Com Jaqueline recém-nascida e um marido que limitava seus passos, ficou impossível para ela continuar sua carreira. Logo o casal se mudou para Ibitinga, onde teriam o segundo filho, Rafael. Com a morte de Josias, Sônia começou a fazer das tripas coração para dar uma vida melhor para seus dois filhos. “Fiz faxina, fiz de tudo para criar meus filhos… inclusive trabalhei na casa do Raulzinho*, sabe? O jogador de basquete, da seleção brasileira?” indaga ela, já com os álbuns de foto engatilhados.
Conforme a chuva aumentava lá fora, começamos a folhear as fotos de seu casamento com Josias, de seus filhos, Jaqueline e Rafael, hoje advogada e administrador respectivamente, até que ela nos surpreende novamente.
Ela nos trouxe, com alegria notável, um calhamaço de papéis dentro de uma pasta de papel camurça. “Olha, eu escrevo também!”. A essa altura, já esperávamos qualquer coisa. Mas, um livro? A obra de 842 páginas de dona Sônia foi fruto de um vício desenvolvido com o crescimento dos filhos. Com o avançar da idade das crianças, a casa começou a ficar mais vazia, o que permitiu com que começasse a passar horas e horas em frente ao computador.
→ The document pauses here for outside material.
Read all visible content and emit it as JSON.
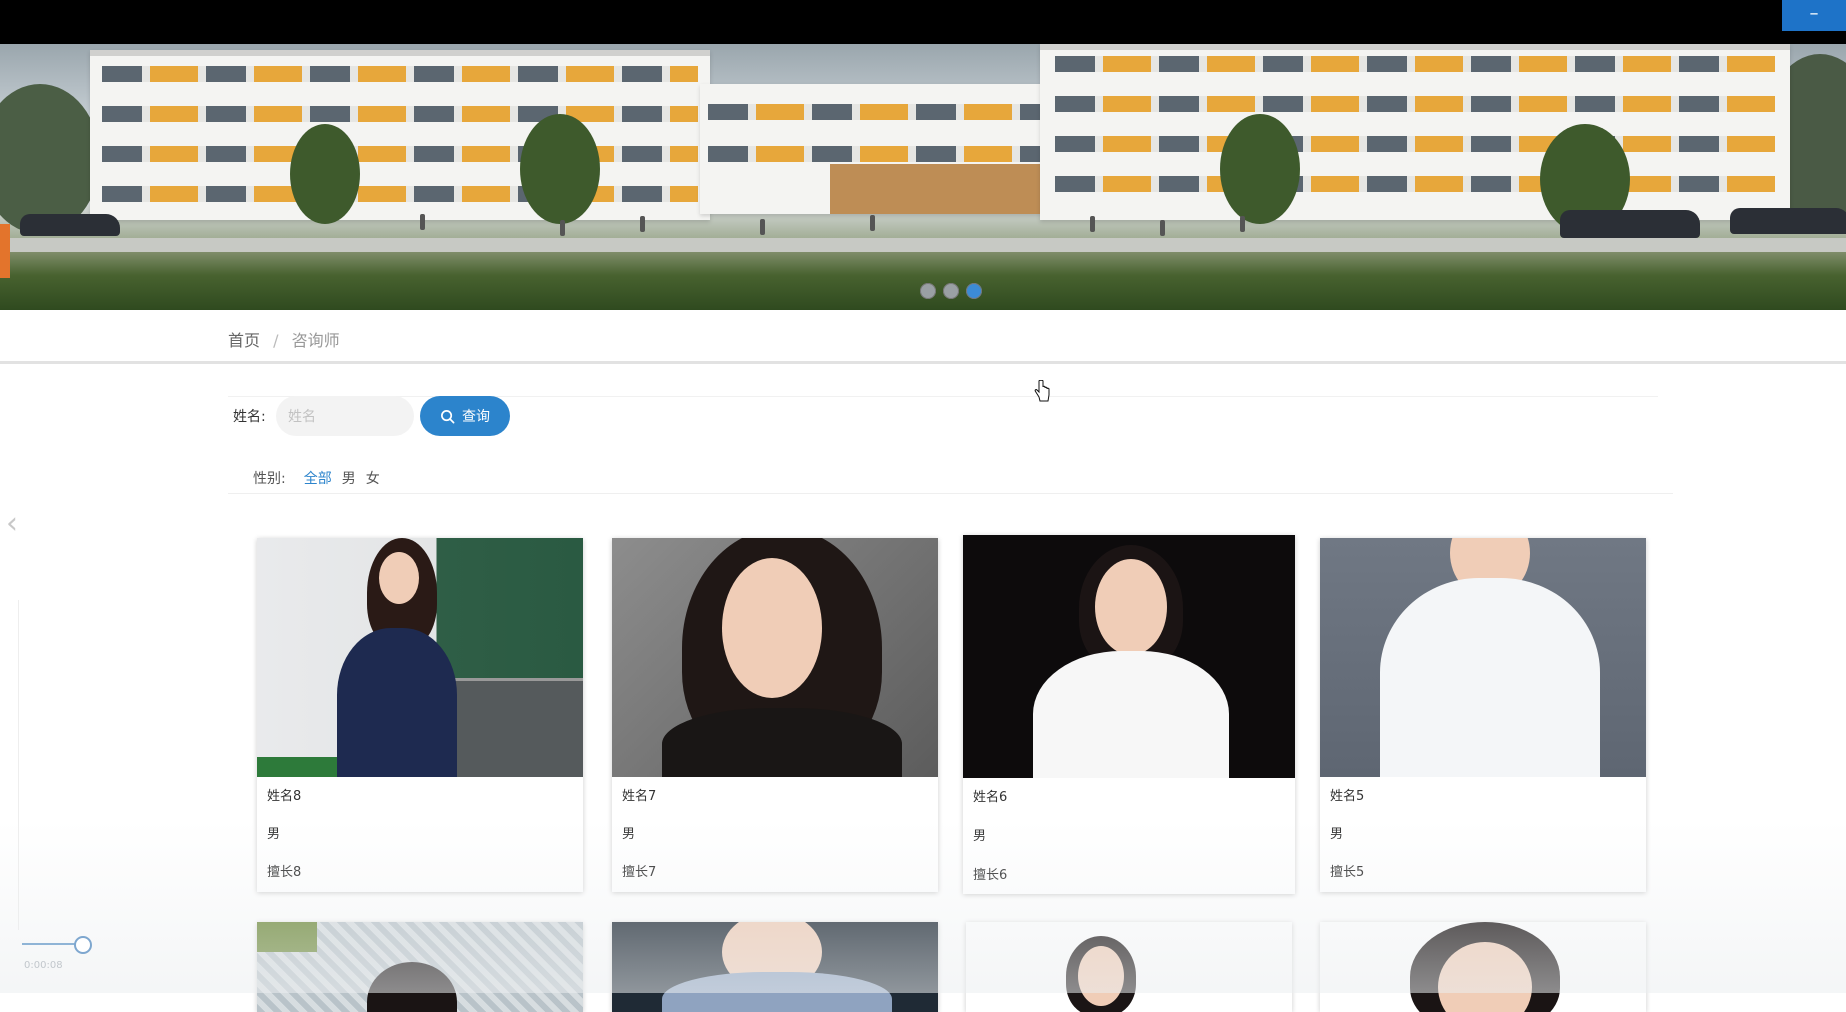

“Meu filho achava que eu não tava bem da cabeça… ficava falando pra mim sair de frente do computador”, reclamou. Enquanto falava, nos mostrou ainda uma cópia do e-mail enviado à editora Autografia com o intuito de negociar a publicação de sua obra, que, segundo ela, é um misto de ficção com realidade. “Meu sonho é publicar meu livro e morar na praia”, completa.
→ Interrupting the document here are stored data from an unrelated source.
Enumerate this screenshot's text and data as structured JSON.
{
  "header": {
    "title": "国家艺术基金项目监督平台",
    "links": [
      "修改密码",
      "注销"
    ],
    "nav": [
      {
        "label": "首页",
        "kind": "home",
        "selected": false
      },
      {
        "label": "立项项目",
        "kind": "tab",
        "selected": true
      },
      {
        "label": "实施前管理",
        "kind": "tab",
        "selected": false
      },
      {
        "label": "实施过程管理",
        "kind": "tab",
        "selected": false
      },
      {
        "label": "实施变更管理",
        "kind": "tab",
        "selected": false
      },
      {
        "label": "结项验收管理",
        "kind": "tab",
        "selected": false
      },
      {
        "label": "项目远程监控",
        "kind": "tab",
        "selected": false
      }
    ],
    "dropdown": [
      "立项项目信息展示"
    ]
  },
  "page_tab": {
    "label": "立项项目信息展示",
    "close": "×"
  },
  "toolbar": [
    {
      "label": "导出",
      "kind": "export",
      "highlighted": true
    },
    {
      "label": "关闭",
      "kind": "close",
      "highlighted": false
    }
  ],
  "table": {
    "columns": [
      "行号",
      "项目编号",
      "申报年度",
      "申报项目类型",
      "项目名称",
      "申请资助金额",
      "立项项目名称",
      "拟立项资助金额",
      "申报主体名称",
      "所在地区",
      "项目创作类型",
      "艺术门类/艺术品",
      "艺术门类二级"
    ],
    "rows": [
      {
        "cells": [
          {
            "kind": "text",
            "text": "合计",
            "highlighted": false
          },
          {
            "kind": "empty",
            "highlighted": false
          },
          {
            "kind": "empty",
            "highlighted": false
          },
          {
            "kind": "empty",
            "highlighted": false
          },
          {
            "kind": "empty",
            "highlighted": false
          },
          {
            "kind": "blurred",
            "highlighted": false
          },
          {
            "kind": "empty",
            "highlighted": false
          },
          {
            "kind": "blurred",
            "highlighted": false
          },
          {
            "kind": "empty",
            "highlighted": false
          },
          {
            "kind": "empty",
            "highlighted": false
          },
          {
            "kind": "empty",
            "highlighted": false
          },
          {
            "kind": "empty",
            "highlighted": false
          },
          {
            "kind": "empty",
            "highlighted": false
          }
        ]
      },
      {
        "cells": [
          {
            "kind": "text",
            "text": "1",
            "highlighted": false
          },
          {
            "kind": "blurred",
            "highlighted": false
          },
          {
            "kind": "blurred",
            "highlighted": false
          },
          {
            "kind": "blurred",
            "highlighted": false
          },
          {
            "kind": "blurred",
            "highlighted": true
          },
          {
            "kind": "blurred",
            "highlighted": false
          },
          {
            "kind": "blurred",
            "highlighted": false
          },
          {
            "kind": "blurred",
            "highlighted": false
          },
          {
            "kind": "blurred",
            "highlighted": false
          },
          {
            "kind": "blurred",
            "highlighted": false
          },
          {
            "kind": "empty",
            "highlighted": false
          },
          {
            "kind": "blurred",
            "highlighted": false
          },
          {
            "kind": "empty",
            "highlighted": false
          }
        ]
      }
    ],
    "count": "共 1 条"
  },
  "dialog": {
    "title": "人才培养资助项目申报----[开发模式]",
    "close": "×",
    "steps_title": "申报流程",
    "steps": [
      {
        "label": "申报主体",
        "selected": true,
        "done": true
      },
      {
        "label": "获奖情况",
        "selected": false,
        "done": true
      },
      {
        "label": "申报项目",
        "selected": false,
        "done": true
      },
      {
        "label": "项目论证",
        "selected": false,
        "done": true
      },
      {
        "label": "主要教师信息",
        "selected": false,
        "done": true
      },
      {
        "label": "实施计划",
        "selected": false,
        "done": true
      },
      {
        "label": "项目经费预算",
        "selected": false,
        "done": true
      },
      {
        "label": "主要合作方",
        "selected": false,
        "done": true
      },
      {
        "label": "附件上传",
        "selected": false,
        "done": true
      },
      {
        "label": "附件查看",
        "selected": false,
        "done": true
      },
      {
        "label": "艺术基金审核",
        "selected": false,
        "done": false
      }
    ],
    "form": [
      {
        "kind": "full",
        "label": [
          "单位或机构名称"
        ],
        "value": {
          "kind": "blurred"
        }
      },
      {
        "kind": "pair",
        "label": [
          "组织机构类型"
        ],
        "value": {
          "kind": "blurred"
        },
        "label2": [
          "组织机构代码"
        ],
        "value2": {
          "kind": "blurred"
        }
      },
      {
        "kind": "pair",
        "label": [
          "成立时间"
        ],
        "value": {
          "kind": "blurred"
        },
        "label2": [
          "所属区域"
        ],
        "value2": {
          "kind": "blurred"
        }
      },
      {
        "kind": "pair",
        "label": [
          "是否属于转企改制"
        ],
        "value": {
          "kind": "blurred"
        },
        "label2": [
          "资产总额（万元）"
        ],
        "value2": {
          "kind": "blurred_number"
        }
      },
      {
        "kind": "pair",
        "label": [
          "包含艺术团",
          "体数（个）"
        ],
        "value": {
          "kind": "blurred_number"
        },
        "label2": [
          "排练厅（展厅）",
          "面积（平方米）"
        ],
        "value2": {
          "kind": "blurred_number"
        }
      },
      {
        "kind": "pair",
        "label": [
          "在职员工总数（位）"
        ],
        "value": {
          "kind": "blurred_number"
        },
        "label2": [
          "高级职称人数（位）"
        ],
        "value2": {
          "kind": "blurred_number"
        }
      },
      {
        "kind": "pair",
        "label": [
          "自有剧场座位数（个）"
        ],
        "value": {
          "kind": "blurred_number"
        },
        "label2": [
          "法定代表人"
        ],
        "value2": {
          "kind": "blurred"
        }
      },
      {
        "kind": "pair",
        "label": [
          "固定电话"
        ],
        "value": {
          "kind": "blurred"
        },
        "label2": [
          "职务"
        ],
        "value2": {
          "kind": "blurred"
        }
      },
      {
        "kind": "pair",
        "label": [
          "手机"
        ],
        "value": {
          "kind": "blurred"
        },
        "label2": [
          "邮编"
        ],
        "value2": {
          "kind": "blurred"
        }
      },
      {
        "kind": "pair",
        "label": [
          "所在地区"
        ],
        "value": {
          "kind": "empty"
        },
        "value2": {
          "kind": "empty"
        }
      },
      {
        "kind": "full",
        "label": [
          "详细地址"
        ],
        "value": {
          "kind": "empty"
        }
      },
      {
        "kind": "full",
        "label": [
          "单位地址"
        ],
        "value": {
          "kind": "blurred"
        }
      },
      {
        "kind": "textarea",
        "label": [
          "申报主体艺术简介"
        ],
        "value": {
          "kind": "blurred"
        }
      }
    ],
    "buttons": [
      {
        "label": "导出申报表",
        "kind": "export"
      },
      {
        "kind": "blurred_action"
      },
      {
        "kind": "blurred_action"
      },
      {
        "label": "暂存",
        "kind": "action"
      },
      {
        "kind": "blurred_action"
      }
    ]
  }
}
Antes de encerrarmos a entrevista, pedimos a ela uma frase, ou mesmo um trecho de sua obra, que a definisse. Com uma sensação clara de alívio no rosto, por ter tido a oportunidade de falar de sua vida por pouco mais de duas horas, ela solta: “Sou um pouco dos lugares que fui, um pouco de todos que conheci e um pouco das saudades que sinto”.
Depois disso, nos levantamos e, com um misto de gratidão por termos conhecido alguém tão especial e de tristeza pela necessidade de partir, nos despedimos, saindo dali com uma certeza ainda maior de que todos temos uma grande história em meio aos destroços de sonhos ainda não realizados.